Easy enough question, really what % do you race at?



main race this yr is middle distance so any suggestions?



i know its meant to be just below aerobic threshold ( well i think so anyway..)...about 75%?!



But..i ran MK half marathon on sunday and avg %MHR was 82%....and felt great, so i'm a bit confused



thanks

Comments

  • danny_sdanny_s Posts: 235
    I'd never race with a HRM on. If I'm doing an A race and not giving it everything, then whatever my heart rate is just doesn't matter. Racing, just due to adrenaline and maybe caffeine you're taking, will give you a bump anyway.



    I'd keep track of speed and time. Gauge your effort by your perception; if you don't have a monitor telling you to slow down and you feel good with 5k to go, push it to 90-92%.
  • Jack HughesJack Hughes Posts: 1,262
    danny_s wrote:


    I'd never race with a HRM on.



    I'd sort of second that.



    I do race with the HRM on. But to record the results for the post mortem afterwards.

    I set my pace either on a specific target pace e.g. for a 10K running road race, 4 mins per k, or whatever (if doing negative splits).

    I will glance at the HRM to see if I am being lazy - i.e. when the pace drops, or it is just too hard.



    The HRM is best used to help interpret your race performance, rather than being a metronome!

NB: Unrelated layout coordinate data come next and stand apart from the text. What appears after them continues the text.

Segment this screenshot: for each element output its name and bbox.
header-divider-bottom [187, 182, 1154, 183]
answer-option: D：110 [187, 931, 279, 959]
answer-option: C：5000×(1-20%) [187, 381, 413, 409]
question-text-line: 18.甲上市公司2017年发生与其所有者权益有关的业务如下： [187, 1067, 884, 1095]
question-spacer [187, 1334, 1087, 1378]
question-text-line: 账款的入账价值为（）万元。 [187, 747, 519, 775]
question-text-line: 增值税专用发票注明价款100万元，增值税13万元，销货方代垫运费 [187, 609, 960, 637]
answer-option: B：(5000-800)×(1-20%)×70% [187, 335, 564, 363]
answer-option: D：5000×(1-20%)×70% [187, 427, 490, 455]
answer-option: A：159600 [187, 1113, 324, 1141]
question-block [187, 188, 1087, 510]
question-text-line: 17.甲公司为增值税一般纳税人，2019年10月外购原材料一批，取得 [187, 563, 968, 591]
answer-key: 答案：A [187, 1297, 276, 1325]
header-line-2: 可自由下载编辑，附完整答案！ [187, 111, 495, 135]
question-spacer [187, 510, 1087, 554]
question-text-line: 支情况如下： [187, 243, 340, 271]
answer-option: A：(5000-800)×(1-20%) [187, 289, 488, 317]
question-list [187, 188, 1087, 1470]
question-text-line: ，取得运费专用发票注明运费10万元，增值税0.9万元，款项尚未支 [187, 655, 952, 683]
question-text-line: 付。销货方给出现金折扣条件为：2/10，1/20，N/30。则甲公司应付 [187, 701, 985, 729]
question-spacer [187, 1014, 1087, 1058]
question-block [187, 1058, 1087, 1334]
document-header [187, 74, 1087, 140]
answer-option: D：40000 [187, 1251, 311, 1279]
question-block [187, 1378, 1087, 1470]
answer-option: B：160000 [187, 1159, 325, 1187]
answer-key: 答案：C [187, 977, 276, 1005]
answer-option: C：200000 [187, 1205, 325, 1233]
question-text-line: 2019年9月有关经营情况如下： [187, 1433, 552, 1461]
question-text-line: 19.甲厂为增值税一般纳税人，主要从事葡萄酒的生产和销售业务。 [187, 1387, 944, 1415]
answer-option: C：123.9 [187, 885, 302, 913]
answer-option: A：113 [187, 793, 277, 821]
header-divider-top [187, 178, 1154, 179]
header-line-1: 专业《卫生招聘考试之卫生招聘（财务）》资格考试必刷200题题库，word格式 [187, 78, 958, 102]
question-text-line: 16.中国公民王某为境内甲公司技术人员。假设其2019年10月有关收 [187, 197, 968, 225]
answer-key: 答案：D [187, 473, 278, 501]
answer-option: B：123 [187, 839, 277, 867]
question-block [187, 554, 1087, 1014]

    use the HRM in training, to make sure you are training at the right level - typically, to help you run SLOWER than you naturally would.



    For example, a recent 10K on a reasonably flat course: Set the objective for 4min Ks (wasn't too worried about negative splits - but hopefully, the last 2K would be the fastest).



    I always start off a bit quick, so the first K is usually a bit too fast, then settle down to the Pace.



    What I notice is that (climbs etc. excepting) the heart rate will gradually increase (once the initial "warm up" in the first K has been reached). In this race, I was at 166 bpm (average for the K) rising to 169 bpm by the 8th Kilometer. For the 8th Kilometer I started to push the pace, dropping to about 3:50 pace. In the 9th K (averaged 169), the heart peaked at 182. This corresponds to me "blowing up". Heart rate then slumped - It wouldn't go above 164 (except for the final sprint to the line). More importantly, my pace dropped off completely: 4:30 for the last two K, so I lost a minute of my target time.



    The post mortem shows that I was going too hard: My HRmax is 183 (176 if you use the age based formula) - so I was generally going between 91% - 92% for the first 8K. Then hit 99.5%!



    Now you could say this is an reason for racing with an HRM - but it would be just too inhibiting, and given the amount of variability, too misleading.



    By the time of the race you should know what you should feel like.. use the HRM to motivate etc.